Les aînés plus à risque
Aux yeux de Sébastien Lord et de la professeure à l’INRS Marie-Soleil Cloutier, qui a travaillé sur la même étude, certains de ces aménagements doivent cependant être particulièrement repensés pour les personnes âgées, plus impliquées dans les accidents mortels.
Le bilan routier de la SAAQ précise que plus de la moitié (soit 55,6%) des piétons décédés l’année passée étaient âgés de 65 ans et plus. Rien qu’à Montréal, des 15 piétons ayant perdu la vie en 2016, 12 étaient âgés de 60 ans et plus, d’après le Service de police de la Ville de Montréal, qui a publié son rapport annuel récemment.
Pour Jeanne Robin, cette situation est de plus en plus préoccupante. «Le vieillissement de la population ne va pas s’arrêter. Et si on souhaite que les personnes âgées restent actives pour être en santé — et marcher au quotidien y contribue —, il faut que ça change», s’alarme-t-elle.
Reconnaissant leur fragilité physique, qui pourrait expliquer en partie leur difficulté à se remettre d’une collision, Mme Cloutier pense que l’aménagement urbain pousse les aînés, malgré eux, à mettre leur vie en danger en marchant dans la ville.
« Les personnes âgées regardent surtout le sol puisqu’ils se concentrent sur leurs pieds pour éviter de tomber, rappelle-t-elle. Ils vont parfois être moins vigilants vis-àvis de ce qui se passe autour.»
Conscients de ce problème, certains cherchent par exemple à traverser à une intersection possédant une lumière plutôt qu’un simple marquage au sol. Mais là encore, le danger reste présent. «Ils délèguent la responsabilité de la décision au feu : ils tiennent pour acquis qu’à la lumière verte, les automobilistes vont s’arrêter. Mais souvent, ils terminent [de traverser] sur la lumière rouge ou sur la main qui clignote, ne pouvant courir comme le ferait un adulte en bonne santé », fait remarquer Mme Cloutier.
Les feux à décompte, la solution?
Les décomptes peuvent fournir une réponse au problème, croit Sébastien Lord. « Ça serait souhaitable d’avoir des décomptes pour les endroits stratégiques, les plus utilisés, mais il faudrait qu’ils durent assez longtemps. »

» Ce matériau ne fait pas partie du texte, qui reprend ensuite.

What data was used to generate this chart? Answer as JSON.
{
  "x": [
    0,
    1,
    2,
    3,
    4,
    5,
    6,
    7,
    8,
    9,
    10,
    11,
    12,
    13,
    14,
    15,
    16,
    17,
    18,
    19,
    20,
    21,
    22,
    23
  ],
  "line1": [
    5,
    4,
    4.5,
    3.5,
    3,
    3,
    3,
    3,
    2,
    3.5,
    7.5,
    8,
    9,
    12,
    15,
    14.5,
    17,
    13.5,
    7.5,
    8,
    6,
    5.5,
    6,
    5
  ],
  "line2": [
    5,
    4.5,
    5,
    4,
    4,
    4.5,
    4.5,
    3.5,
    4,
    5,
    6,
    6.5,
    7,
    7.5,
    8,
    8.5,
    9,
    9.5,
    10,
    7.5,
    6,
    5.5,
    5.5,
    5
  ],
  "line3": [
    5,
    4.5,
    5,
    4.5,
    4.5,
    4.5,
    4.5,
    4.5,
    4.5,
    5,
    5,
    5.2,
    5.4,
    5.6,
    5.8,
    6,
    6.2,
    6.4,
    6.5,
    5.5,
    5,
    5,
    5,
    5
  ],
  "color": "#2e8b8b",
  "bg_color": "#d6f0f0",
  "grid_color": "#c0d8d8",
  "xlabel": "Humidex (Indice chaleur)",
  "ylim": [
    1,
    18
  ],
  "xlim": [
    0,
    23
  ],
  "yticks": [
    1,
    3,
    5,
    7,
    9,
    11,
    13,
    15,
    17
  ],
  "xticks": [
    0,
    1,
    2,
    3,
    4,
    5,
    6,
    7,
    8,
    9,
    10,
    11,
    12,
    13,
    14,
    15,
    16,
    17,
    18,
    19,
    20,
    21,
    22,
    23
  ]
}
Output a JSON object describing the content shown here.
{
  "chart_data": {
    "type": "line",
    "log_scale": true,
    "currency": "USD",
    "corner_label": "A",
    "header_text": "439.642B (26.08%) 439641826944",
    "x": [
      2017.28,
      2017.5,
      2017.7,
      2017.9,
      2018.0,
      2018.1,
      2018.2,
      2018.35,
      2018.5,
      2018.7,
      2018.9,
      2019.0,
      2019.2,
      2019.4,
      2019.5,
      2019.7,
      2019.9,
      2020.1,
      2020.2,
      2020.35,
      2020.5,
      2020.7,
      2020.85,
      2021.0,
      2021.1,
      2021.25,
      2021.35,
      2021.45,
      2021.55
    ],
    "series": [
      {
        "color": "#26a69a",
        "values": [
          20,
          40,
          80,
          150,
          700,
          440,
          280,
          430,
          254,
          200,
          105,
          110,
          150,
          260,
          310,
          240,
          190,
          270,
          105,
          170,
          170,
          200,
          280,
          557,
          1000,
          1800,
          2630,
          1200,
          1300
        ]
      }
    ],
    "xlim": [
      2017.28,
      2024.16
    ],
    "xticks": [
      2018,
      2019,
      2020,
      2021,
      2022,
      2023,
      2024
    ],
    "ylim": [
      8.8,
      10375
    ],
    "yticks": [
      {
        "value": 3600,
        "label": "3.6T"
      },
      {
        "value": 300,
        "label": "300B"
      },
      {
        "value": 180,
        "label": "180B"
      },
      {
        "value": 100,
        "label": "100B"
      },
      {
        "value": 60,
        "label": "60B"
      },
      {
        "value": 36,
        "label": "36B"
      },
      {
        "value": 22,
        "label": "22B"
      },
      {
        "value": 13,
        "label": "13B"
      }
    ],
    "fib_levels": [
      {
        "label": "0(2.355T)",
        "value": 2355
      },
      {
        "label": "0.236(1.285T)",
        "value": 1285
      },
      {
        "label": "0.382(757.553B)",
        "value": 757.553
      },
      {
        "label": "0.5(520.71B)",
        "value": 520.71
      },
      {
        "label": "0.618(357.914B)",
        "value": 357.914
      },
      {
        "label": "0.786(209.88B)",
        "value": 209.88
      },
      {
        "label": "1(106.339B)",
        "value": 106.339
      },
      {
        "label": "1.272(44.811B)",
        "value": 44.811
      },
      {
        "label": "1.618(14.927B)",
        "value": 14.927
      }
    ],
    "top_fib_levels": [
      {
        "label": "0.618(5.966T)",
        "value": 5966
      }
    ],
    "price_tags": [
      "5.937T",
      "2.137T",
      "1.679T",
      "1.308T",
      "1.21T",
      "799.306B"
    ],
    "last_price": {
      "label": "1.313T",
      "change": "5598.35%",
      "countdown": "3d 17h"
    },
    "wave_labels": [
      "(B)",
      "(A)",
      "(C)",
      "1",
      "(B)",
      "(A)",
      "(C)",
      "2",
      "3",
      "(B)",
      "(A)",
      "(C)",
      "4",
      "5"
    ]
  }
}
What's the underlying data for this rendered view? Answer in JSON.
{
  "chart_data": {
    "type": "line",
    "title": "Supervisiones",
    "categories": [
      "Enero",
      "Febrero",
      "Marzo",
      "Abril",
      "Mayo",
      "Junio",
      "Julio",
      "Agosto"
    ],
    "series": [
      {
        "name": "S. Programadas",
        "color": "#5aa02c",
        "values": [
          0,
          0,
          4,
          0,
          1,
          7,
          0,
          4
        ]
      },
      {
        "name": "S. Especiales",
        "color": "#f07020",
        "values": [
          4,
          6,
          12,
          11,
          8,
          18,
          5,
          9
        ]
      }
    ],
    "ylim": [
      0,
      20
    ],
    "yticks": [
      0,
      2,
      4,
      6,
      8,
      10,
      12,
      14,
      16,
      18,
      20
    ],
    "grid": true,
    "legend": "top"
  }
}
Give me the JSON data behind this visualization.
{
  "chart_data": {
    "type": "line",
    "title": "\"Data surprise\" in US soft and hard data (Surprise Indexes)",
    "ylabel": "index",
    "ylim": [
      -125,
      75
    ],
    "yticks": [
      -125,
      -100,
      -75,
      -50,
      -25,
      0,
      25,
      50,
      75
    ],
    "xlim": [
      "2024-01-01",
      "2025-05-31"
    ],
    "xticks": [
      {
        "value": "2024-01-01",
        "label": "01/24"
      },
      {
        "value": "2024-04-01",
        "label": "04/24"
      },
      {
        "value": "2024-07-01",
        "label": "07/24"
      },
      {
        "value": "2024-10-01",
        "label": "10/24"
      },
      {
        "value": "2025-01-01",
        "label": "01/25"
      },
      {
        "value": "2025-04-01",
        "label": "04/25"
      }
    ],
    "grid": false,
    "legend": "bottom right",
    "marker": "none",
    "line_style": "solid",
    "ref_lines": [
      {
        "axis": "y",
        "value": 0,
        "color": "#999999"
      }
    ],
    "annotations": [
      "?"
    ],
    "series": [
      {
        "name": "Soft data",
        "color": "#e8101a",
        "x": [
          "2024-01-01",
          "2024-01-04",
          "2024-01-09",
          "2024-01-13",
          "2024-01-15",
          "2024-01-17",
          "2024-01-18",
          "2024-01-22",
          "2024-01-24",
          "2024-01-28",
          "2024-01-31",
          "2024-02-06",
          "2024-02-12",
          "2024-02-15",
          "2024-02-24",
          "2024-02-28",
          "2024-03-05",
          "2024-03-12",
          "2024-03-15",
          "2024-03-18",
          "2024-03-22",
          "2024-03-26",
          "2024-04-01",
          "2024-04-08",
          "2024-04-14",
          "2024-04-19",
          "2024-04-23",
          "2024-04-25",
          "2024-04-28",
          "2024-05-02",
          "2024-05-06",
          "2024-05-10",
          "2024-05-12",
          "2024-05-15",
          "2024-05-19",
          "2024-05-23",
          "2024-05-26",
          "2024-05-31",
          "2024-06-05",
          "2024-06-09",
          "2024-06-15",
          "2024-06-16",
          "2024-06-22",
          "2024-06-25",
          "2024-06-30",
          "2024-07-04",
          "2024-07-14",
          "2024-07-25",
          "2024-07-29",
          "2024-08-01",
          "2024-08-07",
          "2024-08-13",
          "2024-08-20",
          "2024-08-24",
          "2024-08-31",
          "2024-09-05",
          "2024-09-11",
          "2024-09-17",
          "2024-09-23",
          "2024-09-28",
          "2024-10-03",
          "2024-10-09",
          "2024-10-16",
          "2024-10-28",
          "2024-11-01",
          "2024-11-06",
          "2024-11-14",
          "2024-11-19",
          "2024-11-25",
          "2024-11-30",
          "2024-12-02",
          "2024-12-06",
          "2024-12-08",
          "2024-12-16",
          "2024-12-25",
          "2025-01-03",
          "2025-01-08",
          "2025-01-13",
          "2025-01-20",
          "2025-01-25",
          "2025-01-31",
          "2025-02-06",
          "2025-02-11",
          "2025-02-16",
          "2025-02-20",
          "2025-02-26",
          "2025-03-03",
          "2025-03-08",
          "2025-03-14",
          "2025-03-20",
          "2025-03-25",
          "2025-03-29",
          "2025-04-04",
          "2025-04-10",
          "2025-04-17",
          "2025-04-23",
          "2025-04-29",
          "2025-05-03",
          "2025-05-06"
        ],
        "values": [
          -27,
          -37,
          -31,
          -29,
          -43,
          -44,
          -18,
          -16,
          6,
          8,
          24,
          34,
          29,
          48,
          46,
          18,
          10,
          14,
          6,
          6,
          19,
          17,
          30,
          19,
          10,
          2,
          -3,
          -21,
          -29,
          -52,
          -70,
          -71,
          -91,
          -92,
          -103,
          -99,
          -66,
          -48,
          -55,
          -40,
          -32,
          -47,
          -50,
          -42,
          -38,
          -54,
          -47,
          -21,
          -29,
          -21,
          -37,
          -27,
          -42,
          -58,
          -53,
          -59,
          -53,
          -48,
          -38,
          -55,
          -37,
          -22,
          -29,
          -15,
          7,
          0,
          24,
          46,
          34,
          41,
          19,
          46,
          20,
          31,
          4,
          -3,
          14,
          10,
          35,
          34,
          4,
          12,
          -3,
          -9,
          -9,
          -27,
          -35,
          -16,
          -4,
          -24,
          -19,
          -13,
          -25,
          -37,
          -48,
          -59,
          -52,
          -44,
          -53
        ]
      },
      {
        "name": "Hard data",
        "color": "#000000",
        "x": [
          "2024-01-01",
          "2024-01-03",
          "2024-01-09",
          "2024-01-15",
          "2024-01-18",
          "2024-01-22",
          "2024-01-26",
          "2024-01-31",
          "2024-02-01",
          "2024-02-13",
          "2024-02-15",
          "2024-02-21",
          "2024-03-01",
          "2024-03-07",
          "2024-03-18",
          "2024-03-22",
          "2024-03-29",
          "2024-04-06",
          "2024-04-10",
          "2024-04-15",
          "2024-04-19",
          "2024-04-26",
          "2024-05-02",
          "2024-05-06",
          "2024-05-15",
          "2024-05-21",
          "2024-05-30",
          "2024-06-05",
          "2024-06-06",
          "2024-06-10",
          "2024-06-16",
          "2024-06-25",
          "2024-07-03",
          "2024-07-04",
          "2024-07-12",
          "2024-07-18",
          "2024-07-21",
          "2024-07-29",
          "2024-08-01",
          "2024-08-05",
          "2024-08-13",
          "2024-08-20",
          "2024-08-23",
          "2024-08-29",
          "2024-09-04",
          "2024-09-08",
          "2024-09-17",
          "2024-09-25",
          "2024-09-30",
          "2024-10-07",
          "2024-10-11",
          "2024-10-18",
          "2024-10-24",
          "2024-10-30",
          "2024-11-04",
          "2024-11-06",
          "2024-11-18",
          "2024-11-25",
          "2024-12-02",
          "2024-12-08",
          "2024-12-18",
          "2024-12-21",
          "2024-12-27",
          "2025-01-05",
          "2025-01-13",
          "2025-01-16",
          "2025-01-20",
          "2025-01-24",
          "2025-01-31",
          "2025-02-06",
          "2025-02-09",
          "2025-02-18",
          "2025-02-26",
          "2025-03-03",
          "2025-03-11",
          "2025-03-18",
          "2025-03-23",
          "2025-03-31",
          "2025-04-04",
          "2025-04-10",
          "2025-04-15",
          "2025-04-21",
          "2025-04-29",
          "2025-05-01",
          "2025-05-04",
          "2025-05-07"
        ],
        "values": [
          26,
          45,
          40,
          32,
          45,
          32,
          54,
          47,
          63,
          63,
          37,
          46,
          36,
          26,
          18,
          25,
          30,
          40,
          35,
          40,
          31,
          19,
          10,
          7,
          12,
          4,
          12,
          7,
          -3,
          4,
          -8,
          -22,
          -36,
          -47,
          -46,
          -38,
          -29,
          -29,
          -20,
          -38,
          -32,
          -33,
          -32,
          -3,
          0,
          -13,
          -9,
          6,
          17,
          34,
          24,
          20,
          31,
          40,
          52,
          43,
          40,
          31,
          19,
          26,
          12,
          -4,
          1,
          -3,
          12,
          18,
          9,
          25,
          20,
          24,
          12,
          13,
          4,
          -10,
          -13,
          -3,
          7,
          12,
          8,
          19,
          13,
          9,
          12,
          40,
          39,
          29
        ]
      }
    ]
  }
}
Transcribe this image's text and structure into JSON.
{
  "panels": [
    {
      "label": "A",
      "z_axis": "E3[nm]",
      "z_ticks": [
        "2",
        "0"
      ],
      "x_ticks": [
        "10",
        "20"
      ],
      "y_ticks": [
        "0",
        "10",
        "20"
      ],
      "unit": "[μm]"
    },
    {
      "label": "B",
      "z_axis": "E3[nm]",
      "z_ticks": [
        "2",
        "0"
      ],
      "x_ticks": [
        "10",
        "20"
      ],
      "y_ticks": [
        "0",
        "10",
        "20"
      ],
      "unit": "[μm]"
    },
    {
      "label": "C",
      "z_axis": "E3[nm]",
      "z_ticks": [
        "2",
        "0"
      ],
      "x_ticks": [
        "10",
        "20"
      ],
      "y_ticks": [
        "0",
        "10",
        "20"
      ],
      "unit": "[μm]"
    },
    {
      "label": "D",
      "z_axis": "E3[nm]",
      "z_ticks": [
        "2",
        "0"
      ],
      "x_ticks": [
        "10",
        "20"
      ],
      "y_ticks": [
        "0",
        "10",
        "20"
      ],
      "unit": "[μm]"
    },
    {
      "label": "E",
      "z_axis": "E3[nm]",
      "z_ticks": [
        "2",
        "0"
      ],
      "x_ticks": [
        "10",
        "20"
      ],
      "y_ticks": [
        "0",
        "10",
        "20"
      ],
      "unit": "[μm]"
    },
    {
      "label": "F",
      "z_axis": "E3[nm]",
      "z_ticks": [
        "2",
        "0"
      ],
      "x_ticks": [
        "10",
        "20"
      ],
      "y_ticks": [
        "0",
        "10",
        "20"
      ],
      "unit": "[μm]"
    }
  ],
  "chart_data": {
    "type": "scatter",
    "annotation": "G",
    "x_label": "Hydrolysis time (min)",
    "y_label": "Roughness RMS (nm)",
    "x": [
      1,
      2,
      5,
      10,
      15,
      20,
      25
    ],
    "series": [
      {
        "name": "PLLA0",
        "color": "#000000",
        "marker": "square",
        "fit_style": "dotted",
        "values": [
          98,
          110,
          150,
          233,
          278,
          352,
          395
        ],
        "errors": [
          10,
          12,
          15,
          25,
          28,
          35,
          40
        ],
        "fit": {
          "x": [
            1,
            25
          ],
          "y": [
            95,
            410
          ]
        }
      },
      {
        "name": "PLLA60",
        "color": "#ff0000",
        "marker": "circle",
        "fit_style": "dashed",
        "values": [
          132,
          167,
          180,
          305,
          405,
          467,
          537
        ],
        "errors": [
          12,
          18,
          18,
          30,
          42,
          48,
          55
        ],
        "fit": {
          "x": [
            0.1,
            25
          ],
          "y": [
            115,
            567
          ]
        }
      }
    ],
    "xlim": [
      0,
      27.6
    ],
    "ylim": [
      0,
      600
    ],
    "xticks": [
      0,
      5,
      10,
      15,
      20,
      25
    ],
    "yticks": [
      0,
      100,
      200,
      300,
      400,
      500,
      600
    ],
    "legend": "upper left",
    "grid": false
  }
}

Il donne l’exemple de Singapour qui utilise une technologie pour le moins innovante. «Les décomptes s’ajustent selon celui qui appuie sur le bouton pour traverser. Les personnes passent devant un lecteur de carte à puce, qui reconnaît l’âge de la personne selon son abonnement. Ainsi on donne plus de temps à une personne plus âgée avec une mobilité réduite. »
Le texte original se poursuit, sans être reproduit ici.